A fortnight passed during which I wrote up the Robinson piece. Transcribing a 90-minute tape by hand is extremely tiresome, so pulling together those long political interviews was always a chore. As I remember, I was far more enthused by an interview I’d done with AC/DC for the same issue, in which the metal-heads had been entertainingly rude, dumb and obnoxious.
On the way into work on publication day, I noticed that the Irish Press’ front-page was devoted to a story by political correspondent Emily O’Reilly about a controversial interview in the latest hotpress. O’Reilly’s article was headlined: “The Longest Suicide Note In History”. AC/DC were apparently finished, and it was all my fault!

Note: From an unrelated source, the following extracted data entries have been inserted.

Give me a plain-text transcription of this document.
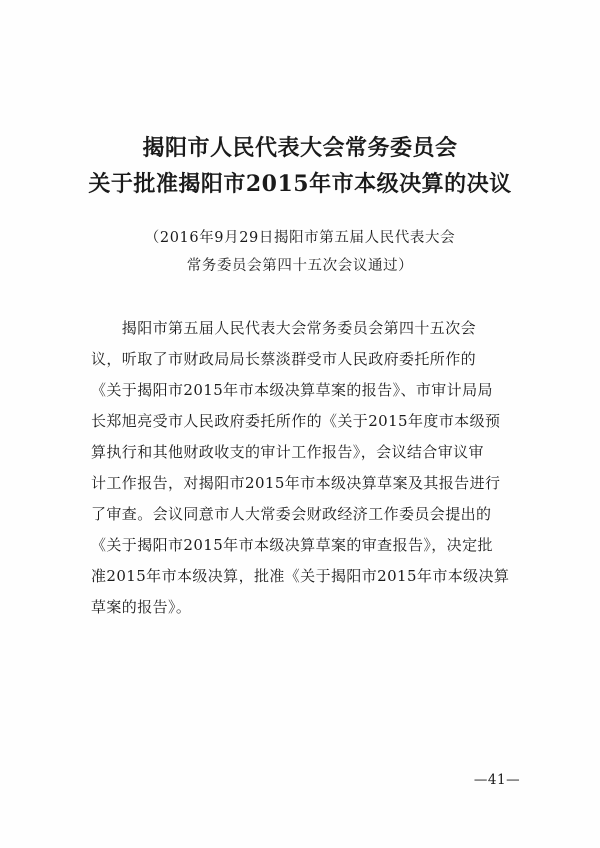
揭阳市人民代表大会常务委员会
关于批准揭阳市2015年市本级决算的决议
（2016年9月29日揭阳市第五届人民代表大会
常务委员会第四十五次会议通过）
　　揭阳市第五届人民代表大会常务委员会第四十五次会
议，听取了市财政局局长蔡淡群受市人民政府委托所作的
《关于揭阳市2015年市本级决算草案的报告》、市审计局局
长郑旭亮受市人民政府委托所作的《关于2015年度市本级预
算执行和其他财政收支的审计工作报告》，会议结合审议审
计工作报告，对揭阳市2015年市本级决算草案及其报告进行
了审查。会议同意市人大常委会财政经济工作委员会提出的
《关于揭阳市2015年市本级决算草案的审查报告》，决定批
准2015年市本级决算，批准《关于揭阳市2015年市本级决算
草案的报告》。
—41—
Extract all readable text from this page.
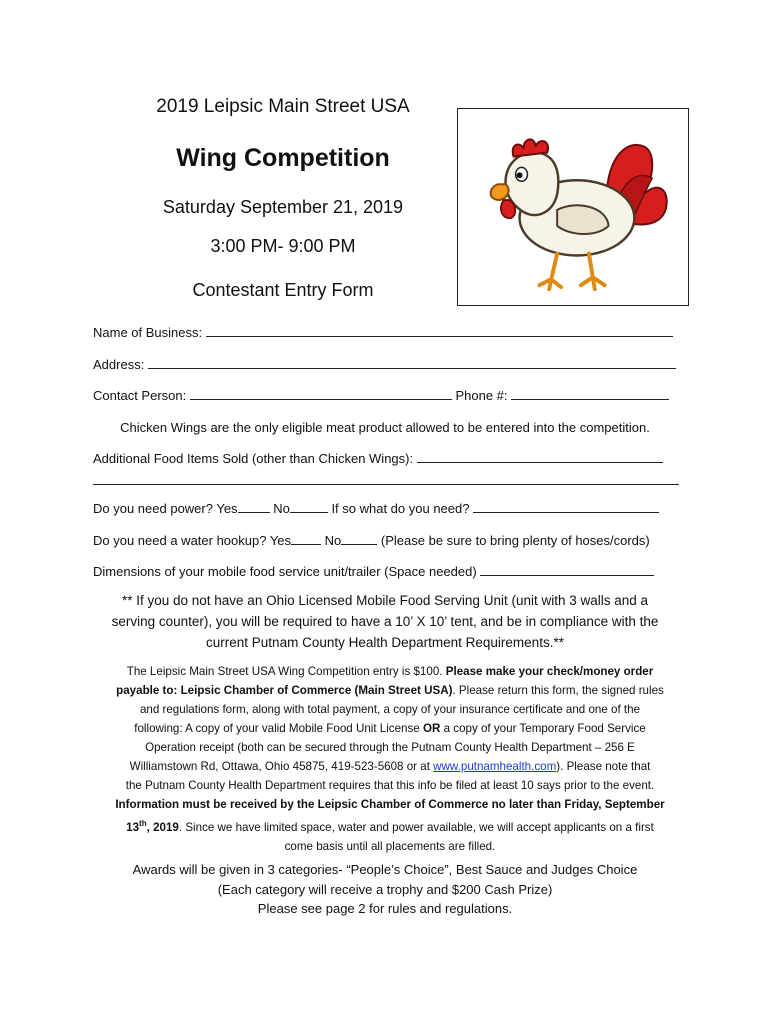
2019 Leipsic Main Street USA
Wing Competition
Saturday September 21, 2019
3:00 PM- 9:00 PM
Contestant Entry Form
Name of Business:
Address:
Contact Person:	Phone #:
Chicken Wings are the only eligible meat product allowed to be entered into the competition.
Additional Food Items Sold (other than Chicken Wings):
Do you need power? Yes	No	If so what do you need?
Do you need a water hookup? Yes	No	(Please be sure to bring plenty of hoses/cords)
Dimensions of your mobile food service unit/trailer (Space needed)
** If you do not have an Ohio Licensed Mobile Food Serving Unit (unit with 3 walls and a
serving counter), you will be required to have a 10’ X 10’ tent, and be in compliance with the
current Putnam County Health Department Requirements.**
The Leipsic Main Street USA Wing Competition entry is $100. Please make your check/money order
payable to: Leipsic Chamber of Commerce (Main Street USA). Please return this form, the signed rules
and regulations form, along with total payment, a copy of your insurance certificate and one of the
following: A copy of your valid Mobile Food Unit License OR a copy of your Temporary Food Service
Operation receipt (both can be secured through the Putnam County Health Department – 256 E
Williamstown Rd, Ottawa, Ohio 45875, 419-523-5608 or at www.putnamhealth.com). Please note that
the Putnam County Health Department requires that this info be filed at least 10 says prior to the event.
Information must be received by the Leipsic Chamber of Commerce no later than Friday, September
13th, 2019. Since we have limited space, water and power available, we will accept applicants on a first
come basis until all placements are filled.
Awards will be given in 3 categories- “People’s Choice”, Best Sauce and Judges Choice
(Each category will receive a trophy and $200 Cash Prize)
Please see page 2 for rules and regulations.
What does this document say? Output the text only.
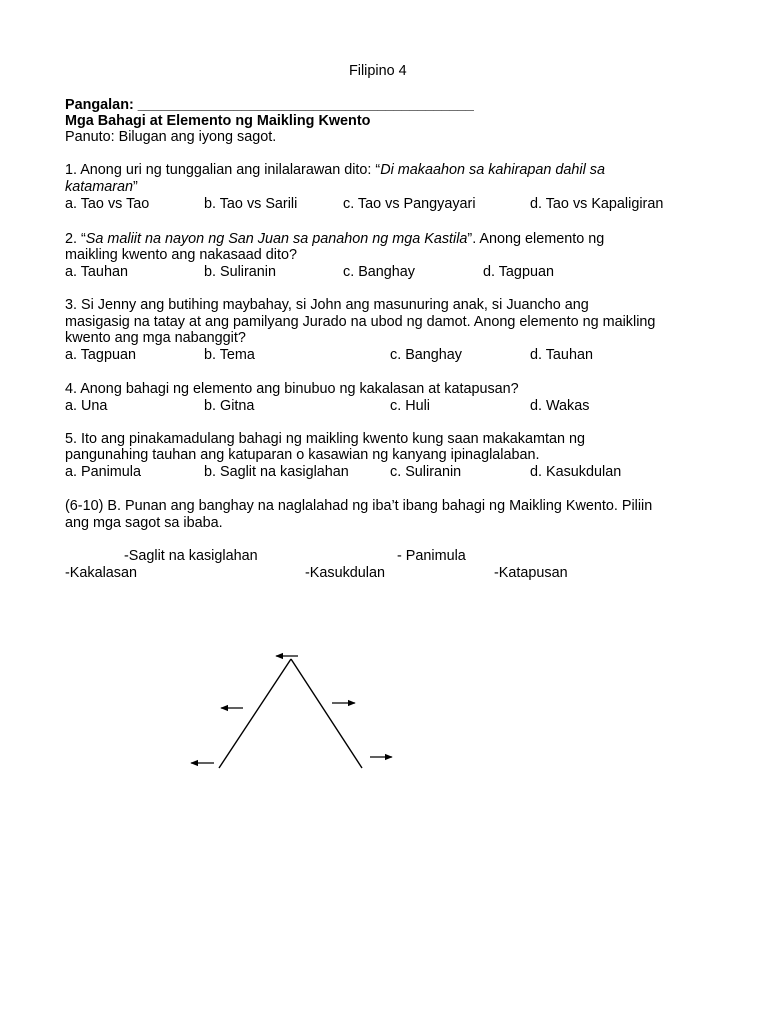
Filipino 4
Pangalan: __________________________________________
Mga Bahagi at Elemento ng Maikling Kwento
Panuto: Bilugan ang iyong sagot.
1. Anong uri ng tunggalian ang inilalarawan dito: “Di makaahon sa kahirapan dahil sa
katamaran”
a. Tao vs Tao	b. Tao vs Sarili	c. Tao vs Pangyayari	d. Tao vs Kapaligiran
2. “Sa maliit na nayon ng San Juan sa panahon ng mga Kastila”. Anong elemento ng
maikling kwento ang nakasaad dito?
a. Tauhan	b. Suliranin	c. Banghay	d. Tagpuan
3. Si Jenny ang butihing maybahay, si John ang masunuring anak, si Juancho ang
masigasig na tatay at ang pamilyang Jurado na ubod ng damot. Anong elemento ng maikling
kwento ang mga nabanggit?
a. Tagpuan	b. Tema	c. Banghay	d. Tauhan
4. Anong bahagi ng elemento ang binubuo ng kakalasan at katapusan?
a. Una	b. Gitna	c. Huli	d. Wakas
5. Ito ang pinakamadulang bahagi ng maikling kwento kung saan makakamtan ng
pangunahing tauhan ang katuparan o kasawian ng kanyang ipinaglalaban.
a. Panimula	b. Saglit na kasiglahan	c. Suliranin	d. Kasukdulan
(6-10) B. Punan ang banghay na naglalahad ng iba’t ibang bahagi ng Maikling Kwento. Piliin
ang mga sagot sa ibaba.
-Saglit na kasiglahan	- Panimula
-Kakalasan	-Kasukdulan	-Katapusan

By the time I arrived at the office, I realised what big news the Robinson piece had become. Her political opponents had accused her of making an horrendous gaffe in her desperation to appeal to the trendy youth.

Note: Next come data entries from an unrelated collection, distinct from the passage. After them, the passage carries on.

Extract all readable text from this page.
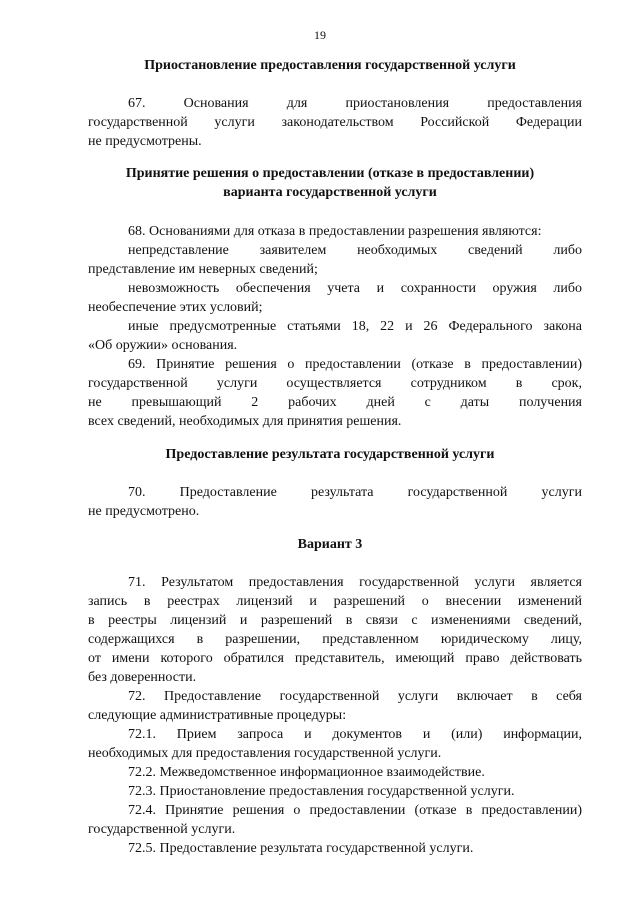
19
Приостановление предоставления государственной услуги
67. Основания для приостановления предоставления
государственной услуги законодательством Российской Федерации
не предусмотрены.
Принятие решения о предоставлении (отказе в предоставлении)
варианта государственной услуги
68. Основаниями для отказа в предоставлении разрешения являются:
непредставление заявителем необходимых сведений либо
представление им неверных сведений;
невозможность обеспечения учета и сохранности оружия либо
необеспечение этих условий;
иные предусмотренные статьями 18, 22 и 26 Федерального закона
«Об оружии» основания.
69. Принятие решения о предоставлении (отказе в предоставлении)
государственной услуги осуществляется сотрудником в срок,
не превышающий 2 рабочих дней с даты получения
всех сведений, необходимых для принятия решения.
Предоставление результата государственной услуги
70. Предоставление результата государственной услуги
не предусмотрено.
Вариант 3
71. Результатом предоставления государственной услуги является
запись в реестрах лицензий и разрешений о внесении изменений
в реестры лицензий и разрешений в связи с изменениями сведений,
содержащихся в разрешении, представленном юридическому лицу,
от имени которого обратился представитель, имеющий право действовать
без доверенности.
72. Предоставление государственной услуги включает в себя
следующие административные процедуры:
72.1. Прием запроса и документов и (или) информации,
необходимых для предоставления государственной услуги.
72.2. Межведомственное информационное взаимодействие.
72.3. Приостановление предоставления государственной услуги.
72.4. Принятие решения о предоставлении (отказе в предоставлении)
государственной услуги.
72.5. Предоставление результата государственной услуги.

Much of the denunciation centred around her reply of “Yes” to a question about whether, as President, she would officiate at the opening of a contraceptive stall in a Virgin Megastore (back then, the record chain was openly selling condoms in defiance of Irish law).

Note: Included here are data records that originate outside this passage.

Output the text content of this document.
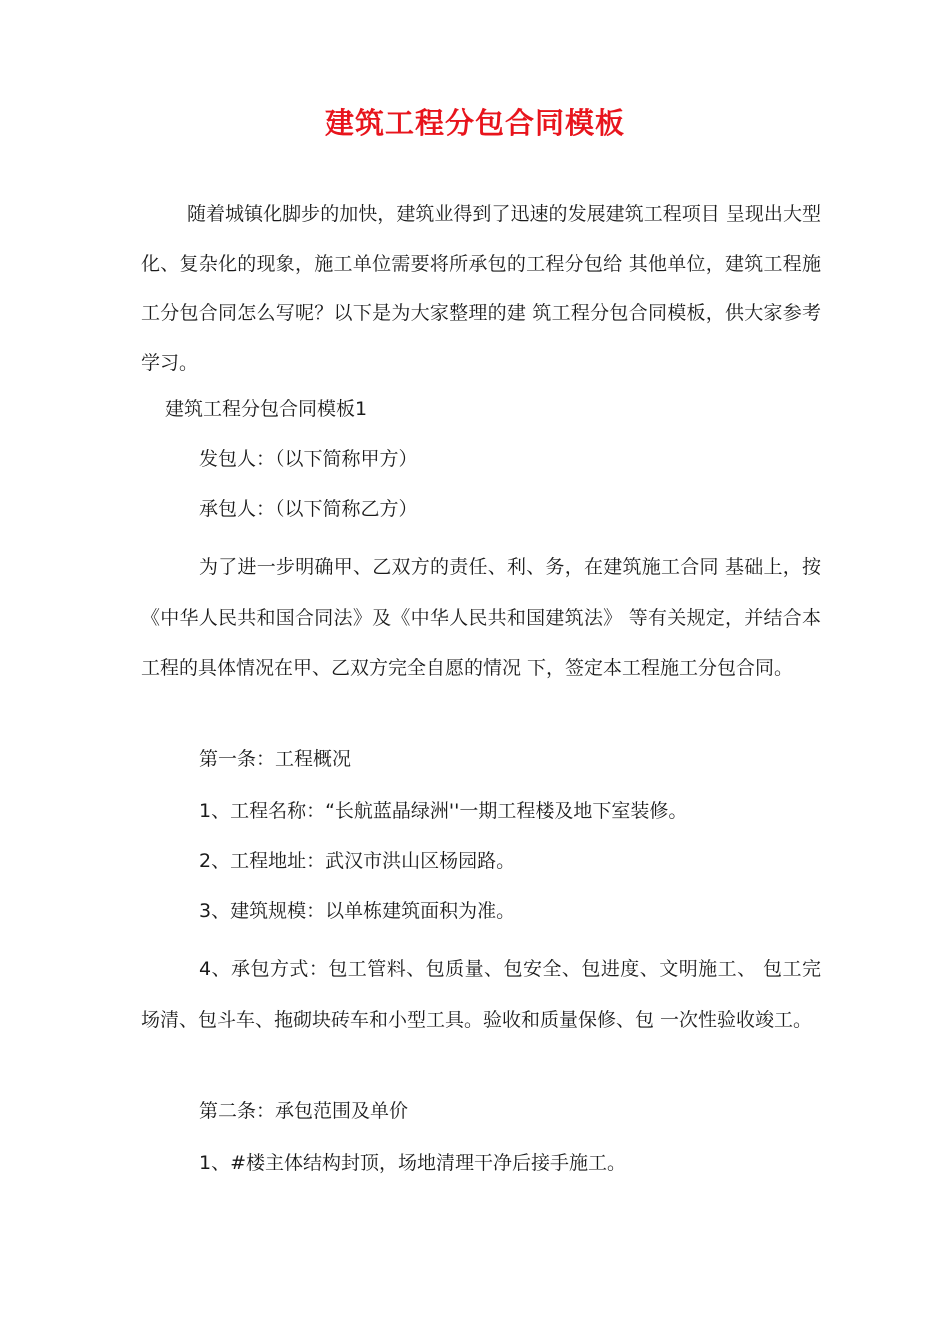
建筑工程分包合同模板

随着城镇化脚步的加快，建筑业得到了迅速的发展建筑工程项目 呈现出大型化、复杂化的现象，施工单位需要将所承包的工程分包给 其他单位，建筑工程施工分包合同怎么写呢？以下是为大家整理的建 筑工程分包合同模板，供大家参考学习。

建筑工程分包合同模板1
发包人：（以下简称甲方）
承包人：（以下简称乙方）

为了进一步明确甲、乙双方的责任、利、务，在建筑施工合同 基础上，按《中华人民共和国合同法》及《中华人民共和国建筑法》 等有关规定，并结合本工程的具体情况在甲、乙双方完全自愿的情况 下，签定本工程施工分包合同。

第一条：工程概况
1、工程名称：“长航蓝晶绿洲''一期工程楼及地下室装修。
2、工程地址：武汉市洪山区杨园路。
3、建筑规模：以单栋建筑面积为准。

4、承包方式：包工管料、包质量、包安全、包进度、文明施工、 包工完场清、包斗车、拖砌块砖车和小型工具。验收和质量保修、包 一次性验收竣工。

第二条：承包范围及单价
1、#楼主体结构封顶，场地清理干净后接手施工。
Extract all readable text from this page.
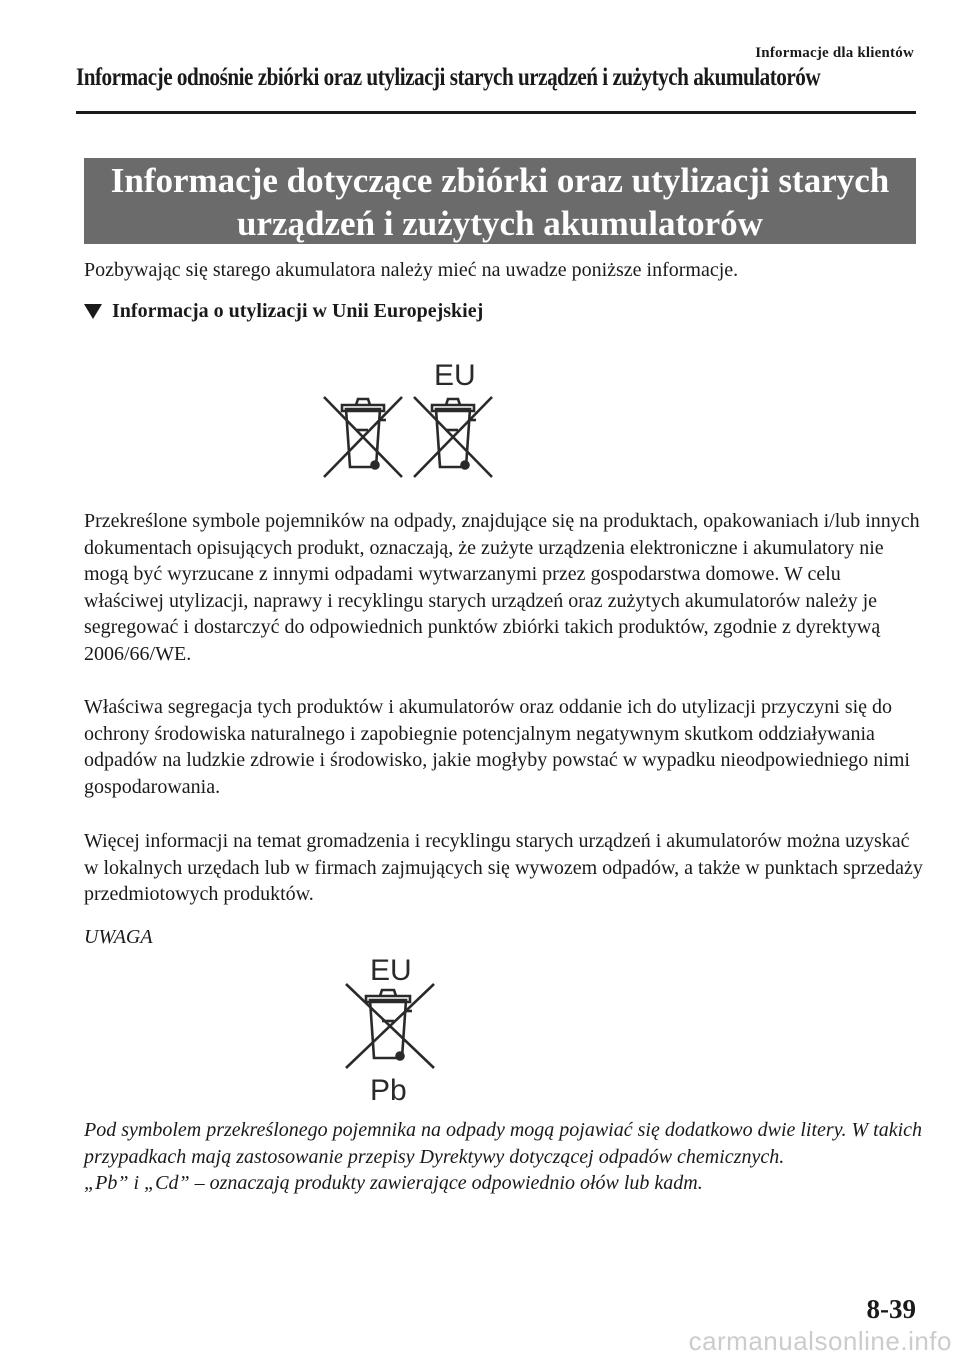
Informacje dla klientów
Informacje odnośnie zbiórki oraz utylizacji starych urządzeń i zużytych akumulatorów
Informacje dotyczące zbiórki oraz utylizacji starych
urządzeń i zużytych akumulatorów
Pozbywając się starego akumulatora należy mieć na uwadze poniższe informacje.
Informacja o utylizacji w Unii Europejskiej
EU
Przekreślone symbole pojemników na odpady, znajdujące się na produktach, opakowaniach i/lub innych dokumentach opisujących produkt, oznaczają, że zużyte urządzenia elektroniczne i akumulatory nie mogą być wyrzucane z innymi odpadami wytwarzanymi przez gospodarstwa domowe. W celu właściwej utylizacji, naprawy i recyklingu starych urządzeń oraz zużytych akumulatorów należy je segregować i dostarczyć do odpowiednich punktów zbiórki takich produktów, zgodnie z dyrektywą 2006/66/WE.
Właściwa segregacja tych produktów i akumulatorów oraz oddanie ich do utylizacji przyczyni się do ochrony środowiska naturalnego i zapobiegnie potencjalnym negatywnym skutkom oddziaływania odpadów na ludzkie zdrowie i środowisko, jakie mogłyby powstać w wypadku nieodpowiedniego nimi gospodarowania.
Więcej informacji na temat gromadzenia i recyklingu starych urządzeń i akumulatorów można uzyskać w lokalnych urzędach lub w firmach zajmujących się wywozem odpadów, a także w punktach sprzedaży przedmiotowych produktów.
UWAGA
EU
Pb
Pod symbolem przekreślonego pojemnika na odpady mogą pojawiać się dodatkowo dwie litery. W takich przypadkach mają zastosowanie przepisy Dyrektywy dotyczącej odpadów chemicznych.
„Pb” i „Cd” – oznaczają produkty zawierające odpowiednio ołów lub kadm.
8-39
carmanualsonline.info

The furore initially seemed quite exciting until I heard the One O’Clock news. A spokesperson for the Robinson camp was insisting that the candidate had been “misquoted”. I rushed to my desk to find the tape that would prove them wrong, but it wasn’t there. It wasn’t on anybody else’s desk either.
I then had the pleasure of informing Mr. Stokes that I’d mislaid the tape. The editor was characteristically unperturbed but I sensed that his relaxed demeanour might finally crack if I didn’t find it pronto.
Convinced that my budding journalistic career was now on the verge of withering, I walked back to my new flat which, weeks after I’d moved in, still resembled a dumping ground for stuffed bin-bags and packing boxes.
It took about two hours of frantic searching but I eventually found the tape – under the bed where I’d placed it and a few other work-related records and cassettes for safe-keeping. Having checked that the reported quote was accurate, I returned to the office and handed over the tape, pretending I’d been supremely confident of vindication all along.
By late afternoon, Robinson had conceded that she wasn’t misquoted but insisted that she would not officiate at the opening of any illegal enterprise. She offered what became known as the “yes-mechanism” defence whereby she claimed to have a habit of saying yes to show she’d understood a question before formulating her reply. This, one imagines, must create endless confusion when her answer to a question is "no".
There was plenty of other stuff in the interview that also proved contentious. It was used repeatedly by Fianna Fáil throughout what became a turbulent presidential campaign to portray the Labour candidate as unfit for high office, but the tactic backfired and history was made.
Robinson changed the face of the Irish presidency, and I discovered the importance of efficient filing.